Moss claims another company that grinds 365 million pounds of hamburger a year had the same problem. Timothy P. Biela, the food safety officer at American Foodservice, said it stopped testing trimmings a decade ago because of resistance from slaughterhouses.

“They would not sell to us,”said Biela. “If I test and it’s positive, I put them in a regulatory situation. One, I have to tell the government, and two, the government will trace it back to them.
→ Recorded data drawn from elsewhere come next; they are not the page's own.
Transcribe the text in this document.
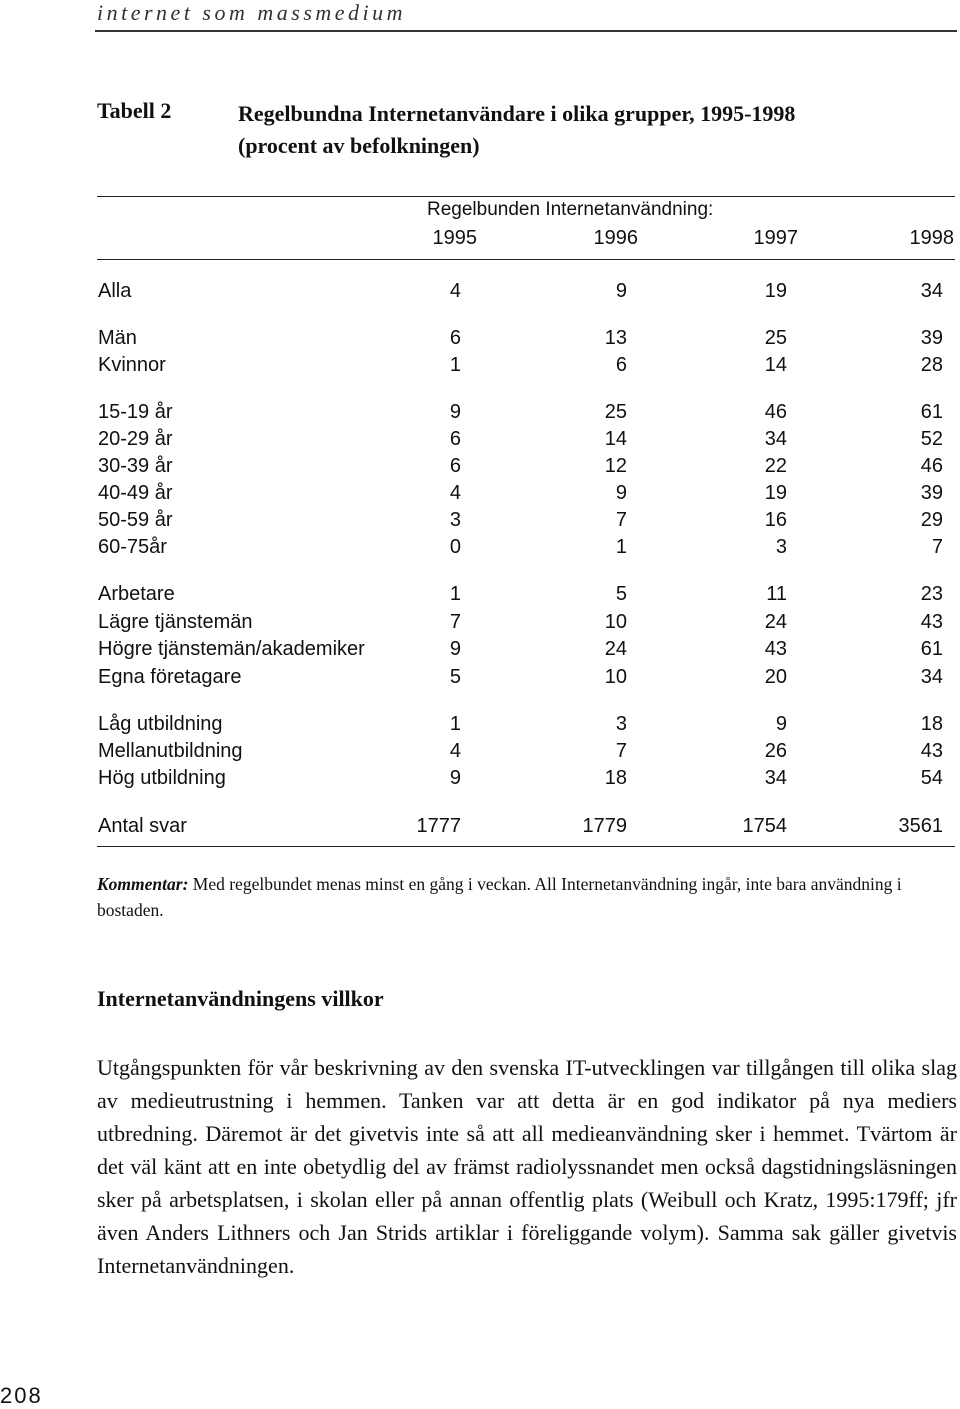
internet som massmedium
Tabell 2	Regelbundna Internetanvändare i olika grupper, 1995-1998
(procent av befolkningen)
Regelbunden Internetanvändning:
1995	1996	1997	1998
Alla	4	9	19	34
Män	6	13	25	39
Kvinnor	1	6	14	28
15-19 år	9	25	46	61
20-29 år	6	14	34	52
30-39 år	6	12	22	46
40-49 år	4	9	19	39
50-59 år	3	7	16	29
60-75år	0	1	3	7
Arbetare	1	5	11	23
Lägre tjänstemän	7	10	24	43
Högre tjänstemän/akademiker	9	24	43	61
Egna företagare	5	10	20	34
Låg utbildning	1	3	9	18
Mellanutbildning	4	7	26	43
Hög utbildning	9	18	34	54
Antal svar	1777	1779	1754	3561
Kommentar: Med regelbundet menas minst en gång i veckan. All Internetanvändning ingår, inte bara användning i bostaden.
Internetanvändningens villkor
Utgångspunkten för vår beskrivning av den svenska IT-utvecklingen var tillgången till olika slag av medieutrustning i hemmen. Tanken var att detta är en god indikator på nya mediers utbredning. Däremot är det givetvis inte så att all medieanvändning sker i hemmet. Tvärtom är det väl känt att en inte obetydlig del av främst radiolyssnandet men också dagstidningsläsningen sker på arbetsplatsen, i skolan eller på annan offentlig plats (Weibull och Kratz, 1995:179ff; jfr även Anders Lithners och Jan Strids artiklar i föreliggande volym). Samma sak gäller givetvis Internetanvändningen.
208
So we don’t do that”

USDA — See no evil, hear no evil

In October 2007, Dr. Kirk Smith, who runs the Minnesota Health Department’s food-borne illness outbreak group, pinpointed the source of hamburger that paralyzed Stephanie Smith.
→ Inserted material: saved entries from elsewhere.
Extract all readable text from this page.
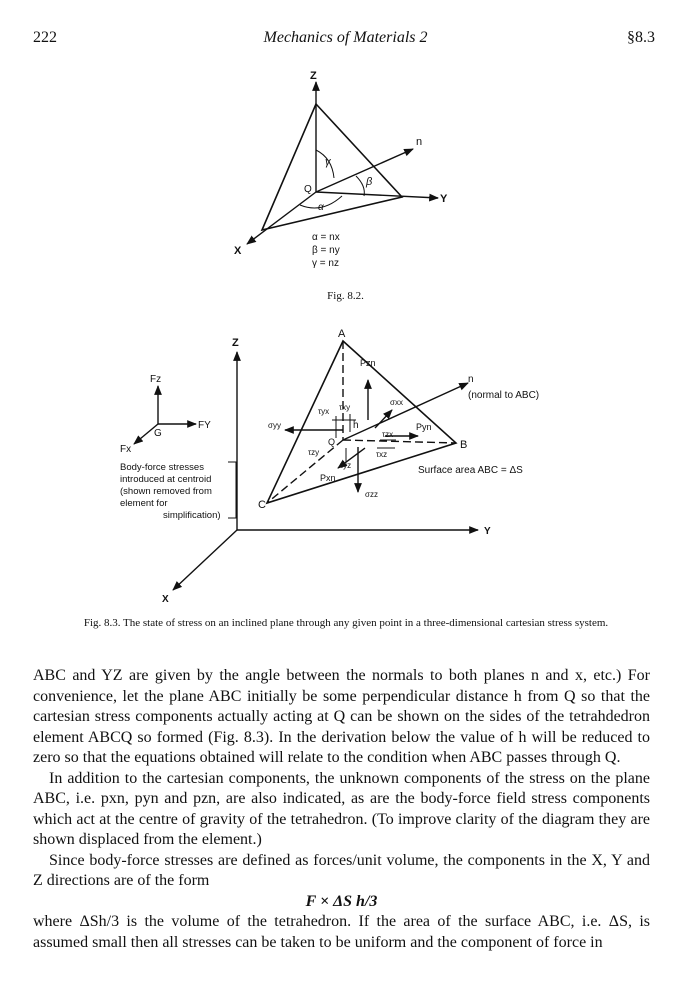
222	Mechanics of Materials 2	§8.3
Z
n
Y
X
Q
γ
β
α
α = nx
β = ny
γ = nz
Z
Y
X
A
B
C
n
(normal to ABC)
Surface area ABC = ΔS
h
Q
σyy
σzz
σxx
τyx τxy
τzy
τyz
τzx
τxz
Pzn
Pyn
Pxn
Fz
FY
Fx
G
Body-force stresses
introduced at centroid
(shown removed from
element for
simplification)
Fig. 8.2.
Fig. 8.3. The state of stress on an inclined plane through any given point in a three-dimensional cartesian stress system.

ABC and YZ are given by the angle between the normals to both planes n and x, etc.) For convenience, let the plane ABC initially be some perpendicular distance h from Q so that the cartesian stress components actually acting at Q can be shown on the sides of the tetrahdedron element ABCQ so formed (Fig. 8.3). In the derivation below the value of h will be reduced to zero so that the equations obtained will relate to the condition when ABC passes through Q.

In addition to the cartesian components, the unknown components of the stress on the plane ABC, i.e. pxn, pyn and pzn, are also indicated, as are the body-force field stress components which act at the centre of gravity of the tetrahedron. (To improve clarity of the diagram they are shown displaced from the element.)

Since body-force stresses are defined as forces/unit volume, the components in the X, Y and Z directions are of the form

F × ΔS h/3

where ΔSh/3 is the volume of the tetrahedron. If the area of the surface ABC, i.e. ΔS, is assumed small then all stresses can be taken to be uniform and the component of force in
Dr. Smith issued a warning that was picked up by local news broadcasts. “We didn’t want people grilling these things over the weekend,”Dr. Smith said. “I’m positive we prevented illnesses. People sent us dozens of cartons with patties left. It was pretty contaminated stuff.”

Indeed, Moss claimed that eventually, health officials tied 11 cases of illness in Minnesota to the Cargill outbreak, in which it was estimated that 940 were sickened. Four of the 11 Minnesota victims developed hemolytic uremic syndrome.

But get this — even after Stephanie Smith was left paralyzed, and the source of her illness from E. coli had been traced to Cargill’s Angus Beef Patties, the USDA continued to allow meat processors and slaughterhouses to conduct voluntary only tests for E. coli.

Why Tyson Refused to Allow Costco to Test For E. ColiIn fact, Moss claims the USDA even knew that “Cargill had not followed its own safety program for controlling E. coli. For example, Cargill was supposed to obtain a certificate from each supplier showing that their tests had found no E. coli. But Cargill did not have a certificate for the Uruguayan trimmings used on the day it made the burgers that sickened Ms. Smith and others.”

In 2008, the following year, the USDA issued a draft guideline that urged, but did not order, processors to test ingredients before grinding. “Optimally, every production lot should be sampled and tested before leaving the supplier and again before use at the receiver,”the draft guideline said.

Only after Stephanie Smith was lying comatose in the hospital and almost 1,000 others sickened around the country, with several people contracting hemolytic uremic syndrome, did Cargill announce that it was recalling nearly one million pounds of beef patties.

And because of the mix of ingredients in the burgers, any attempt to trace the contamination to a specific slaughterhouse was pointless. The USDA efforts to find the ultimate source of the contamination went nowhere, wrote Moss.

Meanwhile, doctors say Stephanie Smith will never walk again.